NewFest 2020 | Report 8

Canadian university student Katie Arneson (Kacey Rohl) is the ideal poster child for a “Fight Cancer!” campaign—upbeat, creative, and adorably cute despite her baldness and some serious weight loss. Except she really doesn’t have cancer at all—she’s faking it to get sympathy and money, running fundraisers on Facebook and using her illness to bolster a scholarship application. We learn all this very early in Yonah Lewis and Calvin Thomas’ White Lie, and also that Katie 1) is a serial faker, and 2) isn’t very good at it. At first, the only person to call her out is her estranged father (Martin Donovan), but gradually her efforts to control the story spin out of control as she doubles down with one bad decision after another, resulting in a tense psychological thriller all the more effective because it ends ambiguously.

It might be that Katie has a real illness, but of a psychological nature, like Munchausen’s syndrome. Or maybe she’s in it for the money, as the film establishes that she comes from a lower SES than her friends, or maybe she just finds that jerking other people around is a power trip. White Lie is not particularly interested in her motivation, however, but on how people react to her. She’s an oddly sympathetic character, despite committing fraud (she admits she’s raised about $26,000, all of which has been spent) and enticing other people to do likewise for her. Plus, it’s a natural human reaction to believe people you know, and to want to help them, and no one wants to be the jerk that accuses a person who is actually sick of faking it.

White Lie also serves as a critique of the way we respond to serious illness, and what we expect from victims. As Susan Sontag (who had cancer several times, ultimately dying from it) pointed out in Illness as Metaphor, illness is a biological matter but we love to speak of it in metaphorical terms, and to praise some victims as “fighters” who “conquered” their disease, suggesting that those who succumb perhaps just didn’t try hard enough. Fundraising campaigns also love to use photos of cute bald children on their posters, suggesting that patients who are less perky or attractive should be kept hidden from view. In that context, it makes sense that an actually healthy person would be the greatest poster child ever for a cancer fundraising campaign.
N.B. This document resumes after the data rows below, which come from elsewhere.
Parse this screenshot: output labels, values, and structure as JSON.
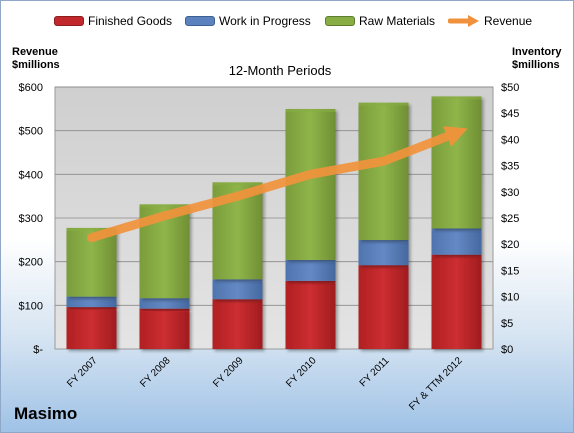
{
  "legend": {
    "finished": "Finished Goods",
    "wip": "Work in Progress",
    "raw": "Raw Materials",
    "revenue": "Revenue"
  },
  "axis": {
    "left_title_1": "Revenue",
    "left_title_2": "$millions",
    "right_title_1": "Inventory",
    "right_title_2": "$millions"
  },
  "company": "Masimo",
  "colors": {
    "finished": "#c0282b",
    "wip": "#5b82be",
    "raw": "#88ad44",
    "revenue": "#f0923c",
    "plot_bg": "#d7d7d7"
  },
  "chart_data": {
    "type": "bar",
    "stacked": true,
    "title": "12-Month Periods",
    "categories": [
      "FY 2007",
      "FY 2008",
      "FY 2009",
      "FY 2010",
      "FY 2011",
      "FY & TTM 2012"
    ],
    "series": [
      {
        "name": "Finished Goods",
        "axis": "right",
        "values": [
          8.0,
          7.7,
          9.5,
          13.0,
          16.0,
          18.0
        ]
      },
      {
        "name": "Work in Progress",
        "axis": "right",
        "values": [
          2.0,
          2.0,
          3.8,
          4.0,
          4.8,
          5.0
        ]
      },
      {
        "name": "Raw Materials",
        "axis": "right",
        "values": [
          13.1,
          17.9,
          18.5,
          28.8,
          26.2,
          25.2
        ]
      },
      {
        "name": "Revenue",
        "axis": "left",
        "type": "line",
        "values": [
          255,
          305,
          350,
          400,
          430,
          495
        ]
      }
    ],
    "left_axis": {
      "ylim": [
        0,
        600
      ],
      "ticks": [
        "$-",
        "$100",
        "$200",
        "$300",
        "$400",
        "$500",
        "$600"
      ]
    },
    "right_axis": {
      "ylim": [
        0,
        50
      ],
      "ticks": [
        "$0",
        "$5",
        "$10",
        "$15",
        "$20",
        "$25",
        "$30",
        "$35",
        "$40",
        "$45",
        "$50"
      ]
    },
    "grid": true,
    "legend_position": "top"
  }
}
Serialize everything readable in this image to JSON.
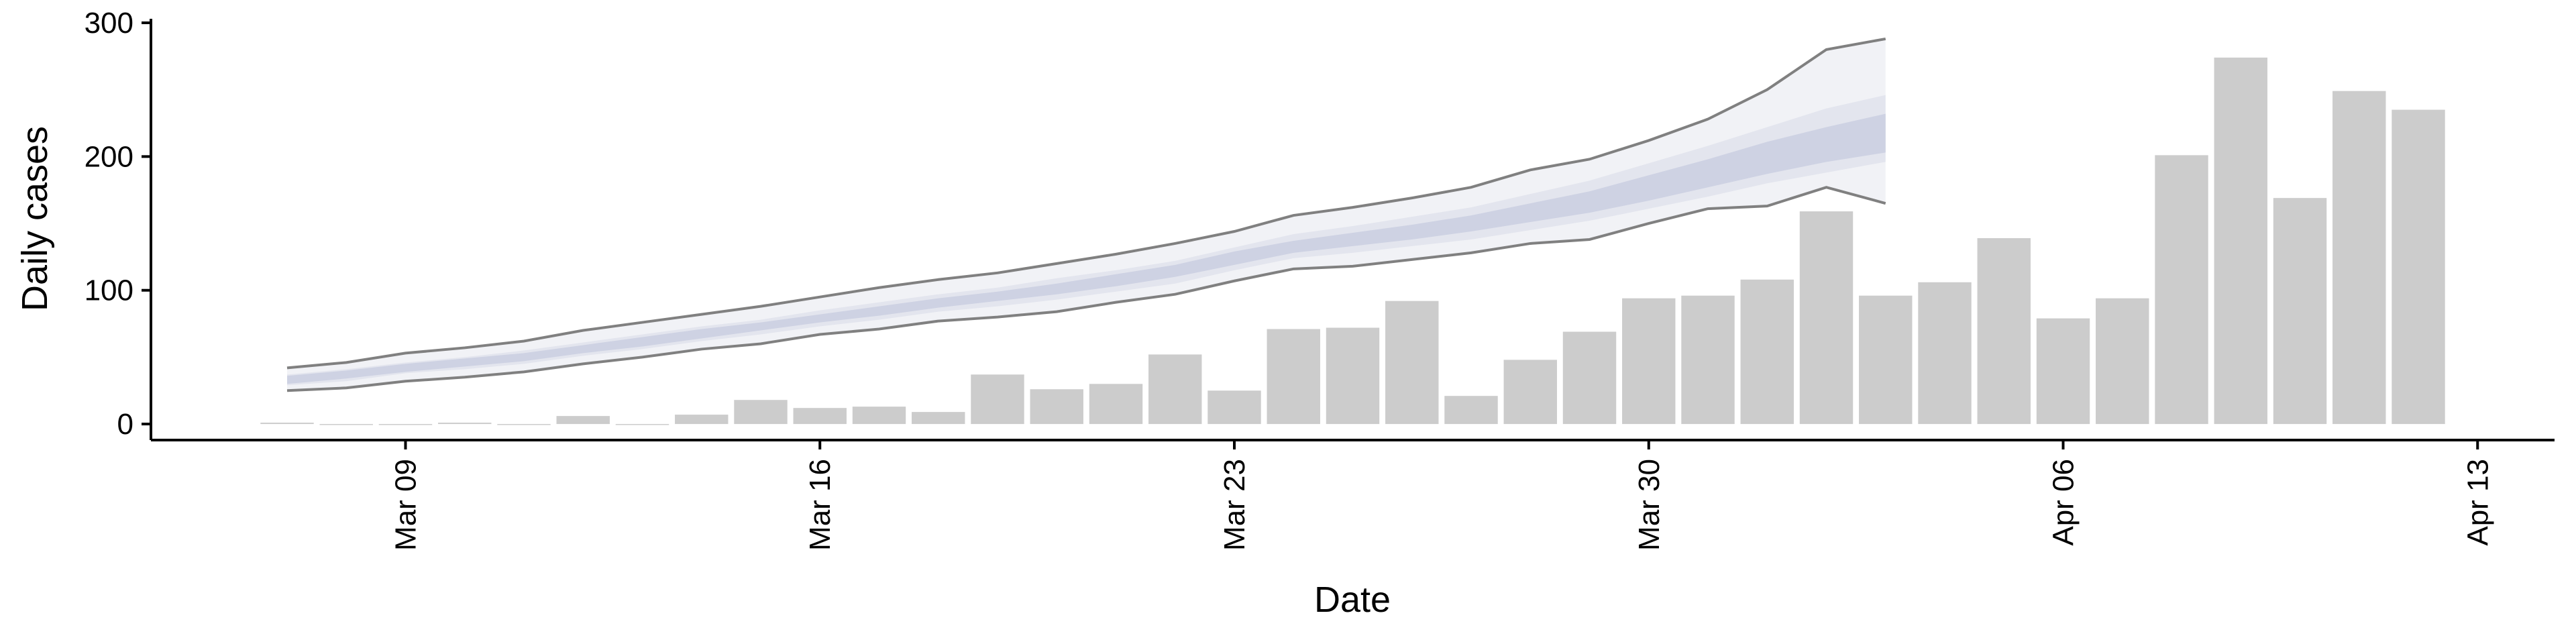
{
  "chart_data": {
    "type": "bar",
    "xlabel": "Date",
    "ylabel": "Daily cases",
    "categories": [
      "Mar 07",
      "Mar 08",
      "Mar 09",
      "Mar 10",
      "Mar 11",
      "Mar 12",
      "Mar 13",
      "Mar 14",
      "Mar 15",
      "Mar 16",
      "Mar 17",
      "Mar 18",
      "Mar 19",
      "Mar 20",
      "Mar 21",
      "Mar 22",
      "Mar 23",
      "Mar 24",
      "Mar 25",
      "Mar 26",
      "Mar 27",
      "Mar 28",
      "Mar 29",
      "Mar 30",
      "Mar 31",
      "Apr 01",
      "Apr 02",
      "Apr 03",
      "Apr 04",
      "Apr 05",
      "Apr 06",
      "Apr 07",
      "Apr 08",
      "Apr 09",
      "Apr 10",
      "Apr 11",
      "Apr 12",
      "Apr 13"
    ],
    "values": [
      1,
      0,
      0,
      1,
      0,
      6,
      0,
      7,
      18,
      12,
      13,
      9,
      37,
      26,
      30,
      52,
      25,
      71,
      72,
      92,
      21,
      48,
      69,
      94,
      96,
      108,
      159,
      96,
      106,
      139,
      79,
      94,
      201,
      274,
      169,
      249,
      235,
      null
    ],
    "color": "#cccccc",
    "line_color": "#808080",
    "bands": [
      {
        "color": "#f1f2f6",
        "lower": [
          25,
          27,
          32,
          35,
          39,
          45,
          50,
          56,
          60,
          67,
          71,
          77,
          80,
          84,
          91,
          97,
          107,
          116,
          118,
          123,
          128,
          135,
          138,
          150,
          161,
          163,
          177,
          165,
          null,
          null,
          null,
          null,
          null,
          null,
          null,
          null,
          null,
          null
        ],
        "upper": [
          42,
          46,
          53,
          57,
          62,
          70,
          76,
          82,
          88,
          95,
          102,
          108,
          113,
          120,
          127,
          135,
          144,
          156,
          162,
          169,
          177,
          190,
          198,
          212,
          228,
          250,
          280,
          288,
          null,
          null,
          null,
          null,
          null,
          null,
          null,
          null,
          null,
          null
        ]
      },
      {
        "color": "#e3e5ee",
        "lower": [
          29,
          32,
          38,
          41,
          45,
          51,
          56,
          62,
          67,
          73,
          78,
          84,
          88,
          93,
          99,
          105,
          115,
          124,
          128,
          133,
          138,
          145,
          152,
          161,
          170,
          180,
          188,
          196,
          null,
          null,
          null,
          null,
          null,
          null,
          null,
          null,
          null,
          null
        ],
        "upper": [
          37,
          41,
          46,
          50,
          55,
          61,
          67,
          73,
          78,
          85,
          91,
          97,
          102,
          109,
          115,
          122,
          132,
          142,
          148,
          155,
          162,
          172,
          182,
          195,
          208,
          222,
          236,
          246,
          null,
          null,
          null,
          null,
          null,
          null,
          null,
          null,
          null,
          null
        ]
      },
      {
        "color": "#ced2e3",
        "lower": [
          30,
          34,
          39,
          43,
          47,
          53,
          58,
          64,
          70,
          76,
          81,
          87,
          92,
          97,
          103,
          110,
          119,
          128,
          133,
          138,
          144,
          151,
          158,
          167,
          177,
          187,
          196,
          203,
          null,
          null,
          null,
          null,
          null,
          null,
          null,
          null,
          null,
          null
        ],
        "upper": [
          36,
          40,
          45,
          49,
          53,
          59,
          65,
          71,
          76,
          82,
          88,
          94,
          99,
          105,
          112,
          119,
          129,
          137,
          143,
          149,
          156,
          165,
          174,
          186,
          198,
          211,
          222,
          232,
          null,
          null,
          null,
          null,
          null,
          null,
          null,
          null,
          null,
          null
        ]
      }
    ],
    "ylim": [
      -12,
      300
    ],
    "yticks": [
      0,
      100,
      200,
      300
    ],
    "xticks": [
      "Mar 09",
      "Mar 16",
      "Mar 23",
      "Mar 30",
      "Apr 06",
      "Apr 13"
    ]
  }
}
NewFest 2020 includes episodic programming as well as features and shorts, so I decided to check out the HBO series Equal (currently available to HBO subscribers). It consists of four episodes, each 30-40 minutes in length, covering different aspects of gay history. Billy Porter provides narration for all the episodes, and Stephen Kijak directs episodes 1, 3, and 4, while episode 2 is directed by Kimberley Reid. Overall, it’s a lively, fun series built out of archival materials (love those pulp novel covers!) and re-enactments, with the first episode particularly reliant on the latter. Normally, I hate re-enactments in a documentary, but these are so stylized that they’re really more like little stage performances that fool no one but deepen the portrait of the individual in question.

Episode 1, “The Birth of a Movement,” focuses on early organizations such as the Mattachine Society and the Daughters of Bilitis; cast roles include Dale Jennings (Cheyenne Jackson), Harry Hay (Anthony Rapp), Phyllis Lyon (Heather Matarazzo), and Del Martin (Shannon Purser). Episode 2, “Transgender Pioneers,“ centers on the stories of Lucy Hicks Anderson (Alexandra Gray), Christine Jorgensen (Jamie Clayton), and Jack Starr (Theo Germaine), as well as the 1966 SF Compton’s cafeteria riot (which took place three years before Stonewall) in San Francisco.

Episode 3: “Black is Beautiful, Gay is Good!” focuses on the lives of Raisin in the Sun author Lorraine Hansberry (Samira Wiley), Civil Rights activist and writer Bayard Rustin; (Keiynan Lonsdale), and entertainer José Sarria (Jai Rodriguez), as well as the demonstration against police brutality held outside the Black Cat Tavern in Silver Lake, Los Angeles in 1967 (two years before Stonewall). Given that leadup, of course the fourth episode, “Stonewall: From Rebellion to Liberation” focuses on the Stonewall riots and the gay liberation movement that sprang up afterwards. Cast roles include  Stormé DeLaverie (Elizabeth Faith Ludlow), Sylvia Rivera (Hallie Sahar),  Oscar Wilde Memorial Bookshop founder Craig Rodwell (Scott Turner Schofield), and  Village Voice reporter Howard Smith (Gale Harold). | Sarah Boslaugh

NewFest 2020 runs from Oct. 16 to Oct. 27, and most films in the festival are available for remote screening. Both single tickets ($12, $10 for members) and all-access festival passes ($95) are available. Further information, including details on the films and other events, is available from the festival web site.